Step-by-Step Instructions:
1. Preheat the Oven:
Start by preheating your oven to 350°F (175°C). This ensures a nice, even bake for your pie.
2. Prepare the Pie Crust:
Place your unbaked pie crust into a 9-inch pie dish. If you’re using store-bought crust, just fit it in. If it’s homemade, crimp the edges as desired for a pretty finish.
3. Make the Pumpkin Layer:
In a medium bowl, mix together the pumpkin puree, 1/2 cup of sugar, pumpkin pie spice, ground cinnamon, and 1 beaten egg. Stir everything until it’s well combined and smooth. Set this mixture aside for later.
4. Make the Cheesecake Layer:
In another bowl, using a hand mixer, beat the softened cream cheese until it’s creamy and smooth. Gradually add the remaining 1/2 cup of sugar and beat again until well blended. Then, add the sour cream, vanilla extract, heavy cream, and the other egg. Beat until everything is smooth and fluffy. This should take just a few minutes.
5. Layer the Mixtures:
Pour the pumpkin mixture into your pie crust. Then, drop spoonfuls of the cheesecake mixture on top of the pumpkin layer. Be generous but make sure to leave some cheesecake batter for swirling!
6. Swirl It Together:
Using a knife or a skewer, gently swirl the cream cheese mixture into the pumpkin to create a beautiful marbled effect. Don’t blend them completely; we want to see that pretty swirl!
7. Bake the Pie:
Place the pie in the preheated oven and bake for 50 to 60 minutes. The center should be set, and when you insert a toothpick, it should come out clean. Keep an eye on it as baking times can vary.
8. Cool and Chill:
Once baked, let the pie cool completely on a wire rack. After it’s cooled, cover it and refrigerate for at least 4 hours (or better yet, overnight). This allows the flavors to meld and makes it easier to slice.
9. Serve and Enjoy:
Finally, slice up your Pumpkin Cheesecake Swirl Pie and enjoy the delightful flavors! It’s perfect for sharing with friends and family during the fall season.
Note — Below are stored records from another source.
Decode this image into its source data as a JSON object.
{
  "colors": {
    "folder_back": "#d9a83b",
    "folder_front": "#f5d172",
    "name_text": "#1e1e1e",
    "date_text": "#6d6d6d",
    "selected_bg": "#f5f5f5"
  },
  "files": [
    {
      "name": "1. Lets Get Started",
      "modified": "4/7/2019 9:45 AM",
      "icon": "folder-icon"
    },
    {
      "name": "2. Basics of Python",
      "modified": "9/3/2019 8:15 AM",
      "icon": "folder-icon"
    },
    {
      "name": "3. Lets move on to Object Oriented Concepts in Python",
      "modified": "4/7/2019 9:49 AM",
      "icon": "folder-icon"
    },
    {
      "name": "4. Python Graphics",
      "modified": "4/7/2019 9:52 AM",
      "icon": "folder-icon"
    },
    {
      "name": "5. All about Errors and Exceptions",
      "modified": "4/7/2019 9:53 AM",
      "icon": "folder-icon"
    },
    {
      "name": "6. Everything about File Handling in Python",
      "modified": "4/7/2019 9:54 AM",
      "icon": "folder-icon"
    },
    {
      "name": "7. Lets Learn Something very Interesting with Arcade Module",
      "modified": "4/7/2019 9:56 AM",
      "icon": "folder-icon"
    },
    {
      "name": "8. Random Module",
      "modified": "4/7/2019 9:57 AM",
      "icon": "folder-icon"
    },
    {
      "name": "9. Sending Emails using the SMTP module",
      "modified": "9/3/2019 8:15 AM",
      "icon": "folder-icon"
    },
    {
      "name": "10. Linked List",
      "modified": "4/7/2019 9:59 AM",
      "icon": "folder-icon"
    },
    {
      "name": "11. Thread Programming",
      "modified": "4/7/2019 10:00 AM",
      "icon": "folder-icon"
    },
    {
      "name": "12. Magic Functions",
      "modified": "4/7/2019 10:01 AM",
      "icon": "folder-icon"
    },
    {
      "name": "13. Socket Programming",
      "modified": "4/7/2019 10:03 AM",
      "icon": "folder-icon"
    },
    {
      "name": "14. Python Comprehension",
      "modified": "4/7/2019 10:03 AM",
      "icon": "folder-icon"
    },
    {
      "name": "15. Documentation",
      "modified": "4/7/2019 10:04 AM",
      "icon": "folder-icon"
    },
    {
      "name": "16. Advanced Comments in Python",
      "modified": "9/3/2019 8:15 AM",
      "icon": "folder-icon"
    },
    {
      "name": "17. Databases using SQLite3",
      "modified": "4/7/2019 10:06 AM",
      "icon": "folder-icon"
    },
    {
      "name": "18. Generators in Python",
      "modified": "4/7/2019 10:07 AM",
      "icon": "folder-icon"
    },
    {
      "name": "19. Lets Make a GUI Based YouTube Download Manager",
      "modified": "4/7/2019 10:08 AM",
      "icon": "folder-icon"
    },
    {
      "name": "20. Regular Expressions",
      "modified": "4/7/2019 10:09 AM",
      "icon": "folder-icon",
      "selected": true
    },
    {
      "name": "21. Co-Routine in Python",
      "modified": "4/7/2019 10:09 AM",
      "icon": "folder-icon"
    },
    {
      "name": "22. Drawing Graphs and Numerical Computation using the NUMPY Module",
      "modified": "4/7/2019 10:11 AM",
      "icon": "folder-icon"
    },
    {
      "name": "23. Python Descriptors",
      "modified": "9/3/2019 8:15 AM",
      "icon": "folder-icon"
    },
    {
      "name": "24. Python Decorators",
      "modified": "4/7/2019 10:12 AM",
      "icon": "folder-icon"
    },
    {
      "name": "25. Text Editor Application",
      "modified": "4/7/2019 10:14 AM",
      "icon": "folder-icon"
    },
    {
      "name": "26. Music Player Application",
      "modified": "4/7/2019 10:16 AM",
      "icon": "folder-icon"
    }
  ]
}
Can I Use Fresh Pumpkin Instead of Canned?
Absolutely! If you have fresh pumpkin, just roast it, scoop out the flesh, and mash it until smooth. This will give your pie a fresher flavor. Just make sure to use the same amount as the canned puree.
What Should I Do If My Cream Cheese Is Too Cold?
If your cream cheese is too cold and difficult to blend smoothly, try cutting it into smaller chunks and letting it sit at room temperature for about 15 minutes. You can also microwave it for about 10 seconds, checking to ensure it doesn’t melt!
How Can I Store Leftovers?
Leftover pie can be stored in the refrigerator for up to 5 days. Just cover it tightly with plastic wrap or store it in an airtight container to keep it fresh. If you want to freeze it, slice it first and wrap individual slices in plastic wrap, then foil, for up to 2 months.
Can I Make This Pie Vegan?
Yes, you can! Use a vegan pie crust, replace the cream cheese with a dairy-free alternative, such as cashew cream or a store-bought vegan cream cheese, and substitute eggs with flax eggs (1 tablespoon ground flaxseed mixed with 2.5 tablespoons of water per egg). Adjust the sugar as needed for sweetness!